INL Is DHS

Guest author Sean McBride is the Director of Analysis and Co-founder of Critical Intelligence, a company that provides Cyber Situational Awareness and Threat Intelligence services for Industrial Control System Owner/Operators, Vendors and Government stakeholders.

One simplified explanation for the differing views of Dale Peterson and Bryan Owen, as seen in the comments here and here is based on simple economic analysis.

Bryan represents the security function of a highly successful software company. His position directly benefited from the subsidies the US government made available to the private sector through the INL. The INL-OSIsoft story, I know from several conversations with Bryan, is quite compelling. I wish the details were publicly available to serve as an example for how to work security into the product lifecycle – even when the process can be painful.

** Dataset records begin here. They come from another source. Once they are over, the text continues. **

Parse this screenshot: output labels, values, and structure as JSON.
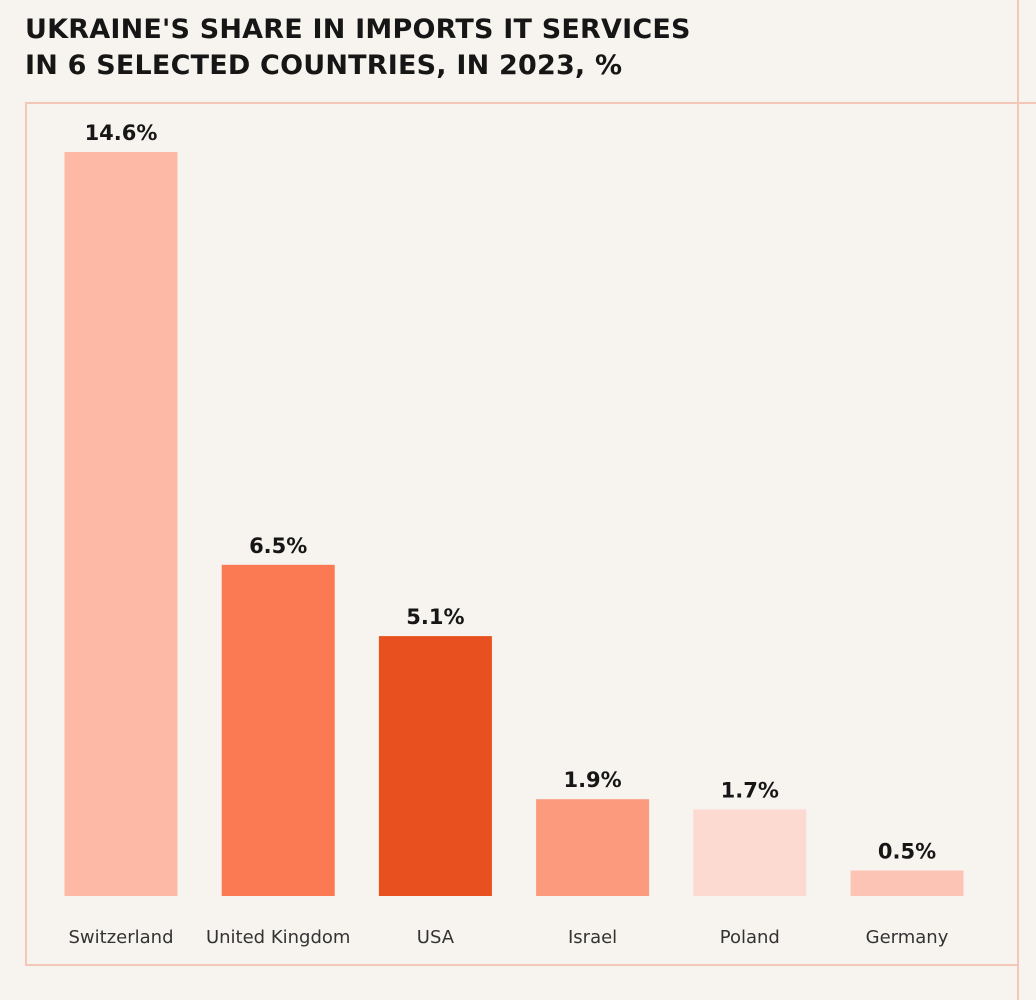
{
  "chart_data": {
    "type": "bar",
    "title": "UKRAINE'S SHARE IN IMPORTS IT SERVICES IN 6 SELECTED COUNTRIES, IN 2023, %",
    "title_lines": [
      "UKRAINE'S SHARE IN IMPORTS IT SERVICES",
      "IN 6 SELECTED COUNTRIES, IN 2023, %"
    ],
    "categories": [
      "Switzerland",
      "United Kingdom",
      "USA",
      "Israel",
      "Poland",
      "Germany"
    ],
    "values": [
      14.6,
      6.5,
      5.1,
      1.9,
      1.7,
      0.5
    ],
    "value_labels": [
      "14.6%",
      "6.5%",
      "5.1%",
      "1.9%",
      "1.7%",
      "0.5%"
    ],
    "bar_colors": [
      "#fdb9a6",
      "#fb7a53",
      "#e8501f",
      "#fc9a7e",
      "#fcdad2",
      "#fcc4b4"
    ],
    "xlabel": "",
    "ylabel": "",
    "ylim": [
      0,
      14.6
    ],
    "grid": false,
    "legend": "none"
  },
  "colors": {
    "background": "#f7f4ef",
    "frame": "#f3c7b8",
    "text": "#161616"
  }
}
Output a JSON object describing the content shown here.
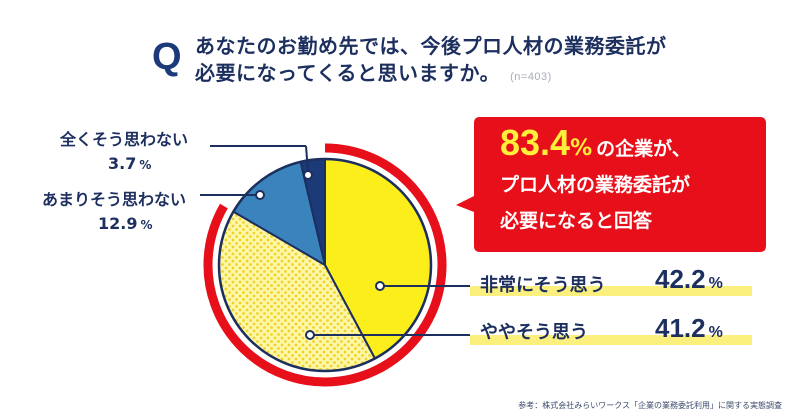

On the other hand, Dale represents a highly-specialized consulting firm whose thought leadership has publicly and credibly pushed for improvement over much of the past decade. His firm must compete under market forces to land every client. As such, government subsidies through the INL are irksome as his potential clientele turns there, obviously attracted by taxpayer help and good PR.

From a business perspective, if I were in OSIsoft shoes, NOT going to INL is a mistake. However, I have a hard time believing that a firm like OSIsoft, with a security leader as sharp as Bryan Owen leading the way, could not have found a similar (and in some cases superior) quality of assistance in the private market space.

Hence, the deeper issue I see in Dale’s repeated and sometimes stinging analyses is a request for leadership at  some level (Ms. Menna, Mr. Weatherford, Mr. King, Mr. Lieberman, Ms. Collins, Mr. Schmidt) to address the questions:

  • If cyber security of critical infrastructure is as critical as we like to make it sound, isn’t it time to start a competitive process that encourages ICS-security innovation?
  • Doesn’t the near-decade-long “INL owns this space” mentality risk shutting the door on fresh approaches to ICS-security?
  • Are non-competitive contracts, vendor subsidies, and non-disclosure agreements providing the daylight necessary to gauge real progress?
  • Isn’t there some OMB guidance about National Labs competing with industry?

Can someone with direction-setting authority consciously consider those issues – before the next budget cycle – please?